Tombstone Bank Signature Book Brings $68,750 at Heritage Auctions

DALLAS—A one-of-a-kind signature book from Arizona’s Pima County Bank, containing names of Wild West celebrities such as Wyatt and Virgil Earp and hundreds of Tombstone citizens during the era of the O.K. Corral gunfight, sold for $68,750 in Heritage Auctions’ Legends of the West Signature® Auction in Dallas. The auction featured nearly 400 lots of widely varied Old West collectibles, including guns, photos, badges, items owned by historical figures, books, and manuscripts. 

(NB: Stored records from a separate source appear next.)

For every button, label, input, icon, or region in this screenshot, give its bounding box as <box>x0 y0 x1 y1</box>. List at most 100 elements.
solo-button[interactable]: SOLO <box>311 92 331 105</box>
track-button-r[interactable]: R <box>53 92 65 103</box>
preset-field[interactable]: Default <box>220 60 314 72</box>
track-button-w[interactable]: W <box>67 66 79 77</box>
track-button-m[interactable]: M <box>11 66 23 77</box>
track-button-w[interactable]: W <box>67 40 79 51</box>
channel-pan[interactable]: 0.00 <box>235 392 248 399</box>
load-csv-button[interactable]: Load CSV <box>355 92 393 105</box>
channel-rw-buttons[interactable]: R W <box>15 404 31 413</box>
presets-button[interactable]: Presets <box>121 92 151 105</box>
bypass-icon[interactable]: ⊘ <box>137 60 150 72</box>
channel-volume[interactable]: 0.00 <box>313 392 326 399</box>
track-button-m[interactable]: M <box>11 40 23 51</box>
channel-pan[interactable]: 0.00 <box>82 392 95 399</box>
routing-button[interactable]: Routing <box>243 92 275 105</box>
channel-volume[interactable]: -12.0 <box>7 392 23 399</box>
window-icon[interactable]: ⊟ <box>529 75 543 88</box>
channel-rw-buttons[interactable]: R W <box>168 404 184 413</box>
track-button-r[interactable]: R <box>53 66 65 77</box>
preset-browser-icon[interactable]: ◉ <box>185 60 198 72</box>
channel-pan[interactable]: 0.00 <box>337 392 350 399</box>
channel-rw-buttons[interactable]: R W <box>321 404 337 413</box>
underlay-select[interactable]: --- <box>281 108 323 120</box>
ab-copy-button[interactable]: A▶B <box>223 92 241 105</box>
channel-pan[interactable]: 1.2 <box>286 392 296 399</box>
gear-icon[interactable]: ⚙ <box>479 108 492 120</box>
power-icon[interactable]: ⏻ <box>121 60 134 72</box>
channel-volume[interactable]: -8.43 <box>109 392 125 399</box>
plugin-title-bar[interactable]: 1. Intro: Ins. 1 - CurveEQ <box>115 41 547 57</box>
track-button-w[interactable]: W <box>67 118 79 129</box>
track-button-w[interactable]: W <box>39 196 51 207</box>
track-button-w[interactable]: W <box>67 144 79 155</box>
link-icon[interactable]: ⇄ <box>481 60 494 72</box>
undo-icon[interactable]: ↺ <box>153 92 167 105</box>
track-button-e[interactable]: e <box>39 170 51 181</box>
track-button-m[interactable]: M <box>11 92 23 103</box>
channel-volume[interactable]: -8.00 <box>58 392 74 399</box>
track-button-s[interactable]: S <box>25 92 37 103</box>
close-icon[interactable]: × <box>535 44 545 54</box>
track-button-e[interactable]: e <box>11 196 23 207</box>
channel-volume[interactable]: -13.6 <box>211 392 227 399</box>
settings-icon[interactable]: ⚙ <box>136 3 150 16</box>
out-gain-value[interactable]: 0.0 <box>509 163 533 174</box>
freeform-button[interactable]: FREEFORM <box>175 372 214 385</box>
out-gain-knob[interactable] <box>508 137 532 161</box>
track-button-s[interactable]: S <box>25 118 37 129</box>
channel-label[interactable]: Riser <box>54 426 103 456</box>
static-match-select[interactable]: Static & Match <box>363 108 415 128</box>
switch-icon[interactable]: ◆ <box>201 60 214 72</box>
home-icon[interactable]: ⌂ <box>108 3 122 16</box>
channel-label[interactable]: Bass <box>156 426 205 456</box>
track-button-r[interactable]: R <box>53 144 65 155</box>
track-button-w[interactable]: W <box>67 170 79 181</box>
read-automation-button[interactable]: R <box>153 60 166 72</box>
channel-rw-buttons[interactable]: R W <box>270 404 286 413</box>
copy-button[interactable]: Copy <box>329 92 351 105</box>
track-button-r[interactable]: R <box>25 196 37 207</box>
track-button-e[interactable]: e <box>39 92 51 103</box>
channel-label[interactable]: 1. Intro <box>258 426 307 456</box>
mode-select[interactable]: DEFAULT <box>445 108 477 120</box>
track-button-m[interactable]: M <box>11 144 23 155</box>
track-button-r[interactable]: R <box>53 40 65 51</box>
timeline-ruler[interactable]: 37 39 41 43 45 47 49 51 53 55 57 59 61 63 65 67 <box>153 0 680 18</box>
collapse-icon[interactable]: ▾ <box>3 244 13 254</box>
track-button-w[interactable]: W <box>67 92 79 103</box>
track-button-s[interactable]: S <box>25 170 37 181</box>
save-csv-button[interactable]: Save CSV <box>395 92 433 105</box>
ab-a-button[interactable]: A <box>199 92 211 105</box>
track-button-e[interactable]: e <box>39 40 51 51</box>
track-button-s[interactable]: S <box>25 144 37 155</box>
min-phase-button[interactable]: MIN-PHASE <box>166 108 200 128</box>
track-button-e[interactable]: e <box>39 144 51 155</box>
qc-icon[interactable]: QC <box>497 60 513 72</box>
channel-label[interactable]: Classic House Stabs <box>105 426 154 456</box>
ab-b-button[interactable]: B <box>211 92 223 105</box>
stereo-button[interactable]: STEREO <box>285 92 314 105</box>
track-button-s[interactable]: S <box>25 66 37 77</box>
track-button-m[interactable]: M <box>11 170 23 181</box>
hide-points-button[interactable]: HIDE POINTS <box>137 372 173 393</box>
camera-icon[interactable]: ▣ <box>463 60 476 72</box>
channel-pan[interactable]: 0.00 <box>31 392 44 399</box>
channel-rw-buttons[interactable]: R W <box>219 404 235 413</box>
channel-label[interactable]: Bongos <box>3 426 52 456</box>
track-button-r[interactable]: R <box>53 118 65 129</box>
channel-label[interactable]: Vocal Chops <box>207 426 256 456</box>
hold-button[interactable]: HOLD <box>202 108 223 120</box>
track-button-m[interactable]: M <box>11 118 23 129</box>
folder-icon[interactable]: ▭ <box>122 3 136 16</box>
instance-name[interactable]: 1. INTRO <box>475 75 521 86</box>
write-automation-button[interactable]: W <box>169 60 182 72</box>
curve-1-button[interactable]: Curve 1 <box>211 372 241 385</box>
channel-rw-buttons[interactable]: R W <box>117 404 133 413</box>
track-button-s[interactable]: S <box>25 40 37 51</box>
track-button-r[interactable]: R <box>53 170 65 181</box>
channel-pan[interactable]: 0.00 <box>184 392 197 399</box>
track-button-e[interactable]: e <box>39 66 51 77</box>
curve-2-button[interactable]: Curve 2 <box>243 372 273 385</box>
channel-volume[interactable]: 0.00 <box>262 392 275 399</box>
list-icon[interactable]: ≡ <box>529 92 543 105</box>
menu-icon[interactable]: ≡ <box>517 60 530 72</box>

A large collection of items relating to Buffalo Bill Cody captured bidder’s attention as his personally owned Colt model 1873 Frontier Six Shooter Revolver and a Grizzly Bear Claw Necklace, gifted by none other than Chief Sitting Bull each respectively brought $40,625.

“This auction shows the public is still fascinated by William F. “Buffalo Bill” Cody and the spirit of America’s wild west,” said Tom Slater, Director of Americana Auctions at Heritage. “Both the revolver and the grizzly necklace far exceeded our expectations, as did many other items related to his life and times.”

The 1880s necklace, which was expected to sell for $12,000, is fashioned from 10 deadly grizzly bear claws, varying in length from 3” to 4-1/5” long, along with assorted beads, and strung together with animal sinew. Necklaces such as these could only be given between men and native lore claimed the wearer was protected by the grizzly’s awesome strength. Sitting Bull was with Buffalo Bill's Wild West just during 1885, but he and Cody formed a bond that lasted until Sitting Bull's murder in 1890.

Cody’s personally-owned Colt model 1873 Frontier Six Shooter Revolver, was expected to sell for $30,000. The circa 1882 revolver was like many of the unassuming utilitarian guns Cody relied on for everyday use. The pistol is one of only five known Colt Single Action Army Revolvers—and the only Colt Frontier model Six Shooter—documented to have belonged to the American soldier and showman.

It’s believed Cody purchased the revolver at the famous firearm seller Hartley & Graham in January 1883 while on extended stay in New York City with his theatre troupe. It is possible Cody used this as a prop sidearm in his stage plays, which continued touring during Fall and Winter until 1886, and in the Wild West which, of course, would go on for another 30 years. These and other Buffalo Bill items were cataloged by Paul Fees, the eminent expert on Cody and Annie Oakley who for years served as curator of the collection at the Buffalo Bill Historical Center in Cody, Wyoming.